Comienza la Declaración Universal de Derechos Humanos diciendo, en su artículo primero:

“Todos los seres humanos nacen libres e iguales en dignidad y derechos y, dotados como están de razón y conciencia, deben comportarse fraternalmente los unos con los otros.”

Pero, realmente ¿todos nacemos libre e iguales? y ¿de verdad nos comportamos “fraternalmente los unos con los otros”?

Con echar un vistazo al panorama internacional no es difícil llegar rápidamente a la conclusión de que este artículo, como tantos recogidos en los textos internacionales, no es más que una mera declaración de intenciones, papel mojado, y que, como siempre, libre e igual se nace en occidente y hasta aquí mismo esto tiene innumerables matices.

No se nace ni libre, ni igual más allá de nuestras fronteras, ni se es igual en derechos y dignidad una vez que se atraviesan; hace tiempo que lo sabemos pero a fuerza de saberlo hemos terminado por asumirlo como algo la mar de normal.

Siempre llega el momento en que esa evidencia nos abofetea violentamente la cara. En este 2017 que comenzamos con una ola de frío que está asolando Europa, esa bofetada proviene directamente y sin anestesia de los campos de refugiados sirios.

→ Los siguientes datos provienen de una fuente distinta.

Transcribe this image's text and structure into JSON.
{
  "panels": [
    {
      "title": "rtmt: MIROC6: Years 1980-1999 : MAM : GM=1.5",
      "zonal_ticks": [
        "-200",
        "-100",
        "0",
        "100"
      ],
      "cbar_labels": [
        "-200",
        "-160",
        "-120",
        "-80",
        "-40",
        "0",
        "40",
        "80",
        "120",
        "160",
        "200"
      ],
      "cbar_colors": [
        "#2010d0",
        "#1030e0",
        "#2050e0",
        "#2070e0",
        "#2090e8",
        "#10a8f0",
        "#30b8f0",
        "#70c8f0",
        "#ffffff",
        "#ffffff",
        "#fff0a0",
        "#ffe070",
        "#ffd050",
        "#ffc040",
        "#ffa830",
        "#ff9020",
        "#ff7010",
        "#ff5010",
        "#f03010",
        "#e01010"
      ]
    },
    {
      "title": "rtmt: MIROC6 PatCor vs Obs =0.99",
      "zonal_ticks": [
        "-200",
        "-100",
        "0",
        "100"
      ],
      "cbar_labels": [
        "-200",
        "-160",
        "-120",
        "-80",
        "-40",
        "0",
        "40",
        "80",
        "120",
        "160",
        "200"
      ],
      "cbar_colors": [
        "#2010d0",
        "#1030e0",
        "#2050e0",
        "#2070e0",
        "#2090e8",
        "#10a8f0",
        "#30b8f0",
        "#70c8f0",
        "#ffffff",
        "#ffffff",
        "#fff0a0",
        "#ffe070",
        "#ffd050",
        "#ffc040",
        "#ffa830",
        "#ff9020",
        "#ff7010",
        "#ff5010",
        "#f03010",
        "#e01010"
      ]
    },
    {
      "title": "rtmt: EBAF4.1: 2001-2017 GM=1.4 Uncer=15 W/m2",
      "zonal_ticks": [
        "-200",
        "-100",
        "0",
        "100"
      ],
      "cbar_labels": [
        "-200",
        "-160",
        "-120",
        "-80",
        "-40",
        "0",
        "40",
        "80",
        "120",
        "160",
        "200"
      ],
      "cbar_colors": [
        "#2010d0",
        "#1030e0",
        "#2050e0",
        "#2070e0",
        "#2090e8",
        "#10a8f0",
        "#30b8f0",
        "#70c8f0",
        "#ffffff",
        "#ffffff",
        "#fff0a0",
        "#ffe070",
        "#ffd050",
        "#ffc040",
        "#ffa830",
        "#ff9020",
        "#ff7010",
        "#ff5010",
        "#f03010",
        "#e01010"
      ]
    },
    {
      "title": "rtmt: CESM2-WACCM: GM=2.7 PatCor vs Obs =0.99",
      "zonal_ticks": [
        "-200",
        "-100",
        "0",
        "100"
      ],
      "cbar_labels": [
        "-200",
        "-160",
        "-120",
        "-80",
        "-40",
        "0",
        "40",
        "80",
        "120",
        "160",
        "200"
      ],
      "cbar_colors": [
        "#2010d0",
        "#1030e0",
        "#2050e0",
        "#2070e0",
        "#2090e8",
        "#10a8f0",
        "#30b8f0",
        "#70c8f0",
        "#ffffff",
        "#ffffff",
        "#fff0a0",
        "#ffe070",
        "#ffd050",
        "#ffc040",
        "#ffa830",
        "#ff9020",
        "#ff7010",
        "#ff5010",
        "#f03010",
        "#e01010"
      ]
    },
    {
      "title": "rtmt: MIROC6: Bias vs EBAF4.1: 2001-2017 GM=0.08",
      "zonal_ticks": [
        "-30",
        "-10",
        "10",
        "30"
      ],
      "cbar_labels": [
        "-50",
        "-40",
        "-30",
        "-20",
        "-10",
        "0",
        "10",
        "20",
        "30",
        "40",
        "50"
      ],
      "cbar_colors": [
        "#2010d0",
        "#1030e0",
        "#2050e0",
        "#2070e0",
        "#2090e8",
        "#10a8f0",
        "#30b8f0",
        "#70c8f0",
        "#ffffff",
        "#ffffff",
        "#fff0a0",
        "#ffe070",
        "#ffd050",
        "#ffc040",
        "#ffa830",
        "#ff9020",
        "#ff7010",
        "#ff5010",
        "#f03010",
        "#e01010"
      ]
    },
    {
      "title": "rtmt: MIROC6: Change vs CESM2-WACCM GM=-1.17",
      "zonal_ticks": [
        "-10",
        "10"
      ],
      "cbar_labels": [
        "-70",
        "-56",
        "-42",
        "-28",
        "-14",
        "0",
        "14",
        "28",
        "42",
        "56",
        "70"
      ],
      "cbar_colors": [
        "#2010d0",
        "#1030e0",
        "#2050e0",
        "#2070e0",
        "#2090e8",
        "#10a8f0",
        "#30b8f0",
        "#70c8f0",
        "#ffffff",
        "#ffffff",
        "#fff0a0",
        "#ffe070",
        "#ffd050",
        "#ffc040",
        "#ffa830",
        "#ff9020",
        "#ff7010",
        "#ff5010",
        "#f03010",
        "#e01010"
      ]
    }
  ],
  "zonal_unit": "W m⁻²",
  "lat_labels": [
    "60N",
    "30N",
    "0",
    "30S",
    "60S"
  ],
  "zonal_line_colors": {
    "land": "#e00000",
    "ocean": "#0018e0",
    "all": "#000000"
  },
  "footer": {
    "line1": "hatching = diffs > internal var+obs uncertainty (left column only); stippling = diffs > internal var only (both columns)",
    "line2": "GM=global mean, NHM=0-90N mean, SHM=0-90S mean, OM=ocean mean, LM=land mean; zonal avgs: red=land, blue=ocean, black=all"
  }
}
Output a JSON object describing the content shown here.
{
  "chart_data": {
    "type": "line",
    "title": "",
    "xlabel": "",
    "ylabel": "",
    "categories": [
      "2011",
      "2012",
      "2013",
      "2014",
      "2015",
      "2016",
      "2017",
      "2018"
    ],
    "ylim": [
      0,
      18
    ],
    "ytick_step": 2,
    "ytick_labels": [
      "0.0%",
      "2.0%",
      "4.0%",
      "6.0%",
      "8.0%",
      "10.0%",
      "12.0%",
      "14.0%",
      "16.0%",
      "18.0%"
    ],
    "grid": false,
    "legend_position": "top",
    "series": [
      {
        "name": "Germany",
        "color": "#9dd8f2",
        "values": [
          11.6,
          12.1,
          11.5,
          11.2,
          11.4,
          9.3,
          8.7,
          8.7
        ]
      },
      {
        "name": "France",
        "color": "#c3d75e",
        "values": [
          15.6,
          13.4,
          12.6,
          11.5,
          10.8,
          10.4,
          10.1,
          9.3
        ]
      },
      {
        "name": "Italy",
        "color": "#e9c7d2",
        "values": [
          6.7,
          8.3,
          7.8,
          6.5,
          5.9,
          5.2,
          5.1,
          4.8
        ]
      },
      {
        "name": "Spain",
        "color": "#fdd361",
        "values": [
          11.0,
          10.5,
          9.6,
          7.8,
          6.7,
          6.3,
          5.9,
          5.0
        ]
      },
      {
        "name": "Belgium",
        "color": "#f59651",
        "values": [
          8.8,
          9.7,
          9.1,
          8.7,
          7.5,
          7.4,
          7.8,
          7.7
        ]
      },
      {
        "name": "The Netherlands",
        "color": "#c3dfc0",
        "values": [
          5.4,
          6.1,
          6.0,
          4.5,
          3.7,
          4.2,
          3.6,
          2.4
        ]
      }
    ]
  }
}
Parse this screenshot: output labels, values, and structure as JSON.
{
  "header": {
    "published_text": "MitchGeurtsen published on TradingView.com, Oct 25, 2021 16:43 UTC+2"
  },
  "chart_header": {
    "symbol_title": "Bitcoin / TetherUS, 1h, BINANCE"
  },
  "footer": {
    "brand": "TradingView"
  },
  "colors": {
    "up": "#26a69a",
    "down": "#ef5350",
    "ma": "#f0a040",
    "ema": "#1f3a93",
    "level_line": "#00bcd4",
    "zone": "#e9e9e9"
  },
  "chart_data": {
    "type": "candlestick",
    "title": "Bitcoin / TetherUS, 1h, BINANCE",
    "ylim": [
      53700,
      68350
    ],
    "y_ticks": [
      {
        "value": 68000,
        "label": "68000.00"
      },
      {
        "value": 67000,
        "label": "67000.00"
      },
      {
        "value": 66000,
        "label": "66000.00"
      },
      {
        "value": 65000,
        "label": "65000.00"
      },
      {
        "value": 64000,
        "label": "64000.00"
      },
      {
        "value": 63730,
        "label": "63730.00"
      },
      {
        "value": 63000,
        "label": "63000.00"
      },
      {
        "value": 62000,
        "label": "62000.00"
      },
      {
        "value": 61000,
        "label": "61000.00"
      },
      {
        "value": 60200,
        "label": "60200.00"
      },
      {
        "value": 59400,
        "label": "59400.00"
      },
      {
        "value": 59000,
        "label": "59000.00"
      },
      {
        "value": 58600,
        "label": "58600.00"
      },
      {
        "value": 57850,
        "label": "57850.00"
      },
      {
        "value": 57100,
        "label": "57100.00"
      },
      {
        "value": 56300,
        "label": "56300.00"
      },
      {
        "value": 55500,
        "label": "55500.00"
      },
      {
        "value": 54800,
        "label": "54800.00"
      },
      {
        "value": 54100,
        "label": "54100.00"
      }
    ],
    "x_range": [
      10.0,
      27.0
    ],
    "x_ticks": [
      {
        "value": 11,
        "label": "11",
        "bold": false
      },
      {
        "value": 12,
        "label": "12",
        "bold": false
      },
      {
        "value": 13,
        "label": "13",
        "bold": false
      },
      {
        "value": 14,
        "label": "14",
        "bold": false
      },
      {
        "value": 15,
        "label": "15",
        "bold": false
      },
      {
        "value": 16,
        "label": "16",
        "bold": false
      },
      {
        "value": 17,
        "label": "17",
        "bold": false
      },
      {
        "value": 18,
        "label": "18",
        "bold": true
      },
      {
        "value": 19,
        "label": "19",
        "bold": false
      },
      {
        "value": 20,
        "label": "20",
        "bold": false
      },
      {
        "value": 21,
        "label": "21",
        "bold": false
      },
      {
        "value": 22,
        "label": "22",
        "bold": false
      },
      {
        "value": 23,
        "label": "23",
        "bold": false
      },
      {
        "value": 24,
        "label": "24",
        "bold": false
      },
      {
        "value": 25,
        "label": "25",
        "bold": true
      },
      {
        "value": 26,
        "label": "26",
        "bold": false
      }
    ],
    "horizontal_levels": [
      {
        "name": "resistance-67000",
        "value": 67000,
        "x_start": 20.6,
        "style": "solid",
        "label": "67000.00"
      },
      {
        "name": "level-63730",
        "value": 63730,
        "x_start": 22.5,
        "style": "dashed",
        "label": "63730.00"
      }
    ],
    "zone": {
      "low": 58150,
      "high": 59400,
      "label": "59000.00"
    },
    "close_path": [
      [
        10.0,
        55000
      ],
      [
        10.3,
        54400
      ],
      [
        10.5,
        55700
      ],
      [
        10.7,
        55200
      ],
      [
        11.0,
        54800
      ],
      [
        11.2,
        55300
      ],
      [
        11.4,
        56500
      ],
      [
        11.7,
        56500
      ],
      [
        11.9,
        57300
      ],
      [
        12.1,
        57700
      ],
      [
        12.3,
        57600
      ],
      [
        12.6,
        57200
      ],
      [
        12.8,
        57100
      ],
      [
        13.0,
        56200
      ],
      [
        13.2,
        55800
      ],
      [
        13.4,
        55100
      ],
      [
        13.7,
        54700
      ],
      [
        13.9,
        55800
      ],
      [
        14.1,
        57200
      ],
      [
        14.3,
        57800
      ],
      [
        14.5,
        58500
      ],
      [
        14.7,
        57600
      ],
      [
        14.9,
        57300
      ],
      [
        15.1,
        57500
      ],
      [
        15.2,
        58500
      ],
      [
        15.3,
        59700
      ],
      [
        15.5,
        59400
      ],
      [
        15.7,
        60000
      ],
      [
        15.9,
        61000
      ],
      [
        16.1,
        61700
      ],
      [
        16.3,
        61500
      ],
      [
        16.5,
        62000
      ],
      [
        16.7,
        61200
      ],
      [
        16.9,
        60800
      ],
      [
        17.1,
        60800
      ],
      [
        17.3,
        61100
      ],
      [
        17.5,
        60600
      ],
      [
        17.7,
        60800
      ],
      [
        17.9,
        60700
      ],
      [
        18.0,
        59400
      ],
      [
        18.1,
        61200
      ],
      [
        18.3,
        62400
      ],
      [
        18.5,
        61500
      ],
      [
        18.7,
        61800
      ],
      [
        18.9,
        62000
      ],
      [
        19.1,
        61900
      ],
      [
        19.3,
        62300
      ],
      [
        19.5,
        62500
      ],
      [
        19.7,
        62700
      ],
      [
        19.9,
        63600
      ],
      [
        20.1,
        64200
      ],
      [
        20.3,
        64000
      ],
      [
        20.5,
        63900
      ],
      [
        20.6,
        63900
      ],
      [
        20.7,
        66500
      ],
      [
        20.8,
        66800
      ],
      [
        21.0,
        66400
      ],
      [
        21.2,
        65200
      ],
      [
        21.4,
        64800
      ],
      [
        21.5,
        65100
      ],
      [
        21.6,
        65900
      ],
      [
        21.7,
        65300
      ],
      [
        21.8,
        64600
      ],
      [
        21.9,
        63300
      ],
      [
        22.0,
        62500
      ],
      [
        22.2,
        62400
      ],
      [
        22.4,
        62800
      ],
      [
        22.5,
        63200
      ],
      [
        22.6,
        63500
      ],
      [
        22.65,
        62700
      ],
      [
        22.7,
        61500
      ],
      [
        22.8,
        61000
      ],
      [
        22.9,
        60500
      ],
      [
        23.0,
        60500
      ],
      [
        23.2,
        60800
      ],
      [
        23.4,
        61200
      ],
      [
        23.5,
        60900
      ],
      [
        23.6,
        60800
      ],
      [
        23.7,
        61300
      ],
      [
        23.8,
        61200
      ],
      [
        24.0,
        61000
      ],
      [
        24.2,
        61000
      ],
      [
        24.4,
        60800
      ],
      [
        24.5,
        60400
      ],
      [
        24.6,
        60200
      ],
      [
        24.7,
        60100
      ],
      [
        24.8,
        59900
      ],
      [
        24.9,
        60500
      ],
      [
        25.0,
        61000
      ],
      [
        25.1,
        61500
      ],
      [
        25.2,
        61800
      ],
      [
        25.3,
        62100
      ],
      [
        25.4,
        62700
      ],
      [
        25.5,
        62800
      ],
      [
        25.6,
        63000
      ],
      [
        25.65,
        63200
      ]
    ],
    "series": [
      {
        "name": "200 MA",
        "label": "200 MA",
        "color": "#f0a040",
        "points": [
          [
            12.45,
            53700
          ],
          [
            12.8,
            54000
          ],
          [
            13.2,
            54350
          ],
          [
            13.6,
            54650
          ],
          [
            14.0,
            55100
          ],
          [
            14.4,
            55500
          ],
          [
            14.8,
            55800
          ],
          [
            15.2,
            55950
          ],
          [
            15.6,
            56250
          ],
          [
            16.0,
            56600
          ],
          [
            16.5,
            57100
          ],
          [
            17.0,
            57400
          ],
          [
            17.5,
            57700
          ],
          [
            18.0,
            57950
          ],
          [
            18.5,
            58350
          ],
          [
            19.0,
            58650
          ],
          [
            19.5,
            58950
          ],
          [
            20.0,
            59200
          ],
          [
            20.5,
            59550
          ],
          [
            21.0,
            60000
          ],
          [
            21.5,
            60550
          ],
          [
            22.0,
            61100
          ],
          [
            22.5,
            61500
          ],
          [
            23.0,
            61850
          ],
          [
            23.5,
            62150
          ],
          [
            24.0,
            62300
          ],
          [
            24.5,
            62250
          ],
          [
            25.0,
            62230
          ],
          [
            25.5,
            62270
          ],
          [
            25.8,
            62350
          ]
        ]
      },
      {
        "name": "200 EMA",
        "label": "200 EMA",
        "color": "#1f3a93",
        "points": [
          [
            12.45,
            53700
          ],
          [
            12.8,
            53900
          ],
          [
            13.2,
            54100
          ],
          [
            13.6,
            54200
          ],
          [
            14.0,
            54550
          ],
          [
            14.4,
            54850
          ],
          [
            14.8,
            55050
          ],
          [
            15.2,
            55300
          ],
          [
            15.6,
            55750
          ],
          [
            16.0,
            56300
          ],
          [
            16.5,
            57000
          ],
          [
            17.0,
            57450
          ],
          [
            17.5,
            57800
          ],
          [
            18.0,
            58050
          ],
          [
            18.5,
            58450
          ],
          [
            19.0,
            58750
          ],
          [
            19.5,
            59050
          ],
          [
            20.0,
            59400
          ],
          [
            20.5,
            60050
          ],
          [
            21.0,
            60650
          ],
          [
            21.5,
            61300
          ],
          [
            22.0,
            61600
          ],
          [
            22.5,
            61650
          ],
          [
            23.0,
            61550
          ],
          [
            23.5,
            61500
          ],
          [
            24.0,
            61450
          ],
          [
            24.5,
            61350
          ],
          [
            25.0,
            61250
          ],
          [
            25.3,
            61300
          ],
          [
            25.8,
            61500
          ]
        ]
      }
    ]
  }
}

Miles de personas hacinadas en campamentos, manera delicada de llamarle a lo que no dejan de ser otra cosa que cárceles. Pues bien, esos seres humanos que han nacido “libres e iguales” y con los que deberíamos comportarnos “fraternalmente” soportan condiciones de vida indignas. Esas personas cuyo crimen es huir de una guerra atroz, hacen frente a la ola de frío bajo el abrigo de tiendas de campaña, mientras las autoridades europeas miran hacia otro lado, como si el tema no fuera con ellos.

Los campos de refugiados se han convertido en una auténtica vergüenza para aquella Europa de la que una vez nos sentimos orgullosos. Imposible seguir pensando que somos la cuna de algo, ejemplo de algo, cuando permitimos que dentro de nuestras fronteras malvivan miles de personas.

Una vez más la memoria es frágil, no hace tanto éramos nosotros los que huíamos, éramos nosotros los que dejábamos atrás casa y familia. ¿Cómo es posible que una Europa que ha vivido en sus propias carnes la tragedia de las guerras tenga tan poca capacidad para actuar como es debido?

Entiendo que no tiene una solución fácil, puedo llegar hasta a entender que tengamos que buscar formas de controlar los flujos migratorios. Lo que no puedo entender de ninguna manera es que nos responsabilicemos tan poco de lo que muchas veces nosotros causamos, sea por acción u omisión.

No puedo entender que la única solución sea pagarle a otros para que nos hagan de controladores de las puertas de Ítaca y que a estas alturas nadie se haya planteado que ninguna persona sale o huye de su país porque sí, por venir a desmontarnos nuestro particular edén.

Por encima de todo, no puedo entender cómo es posible que permitamos que en nuestro propio territorio miles de personas estén atrapadas en el frío y la nieve sin que nadie haga nada. O no nacemos iguales en dignidad y derechos, o el problema es que no tenemos conciencia.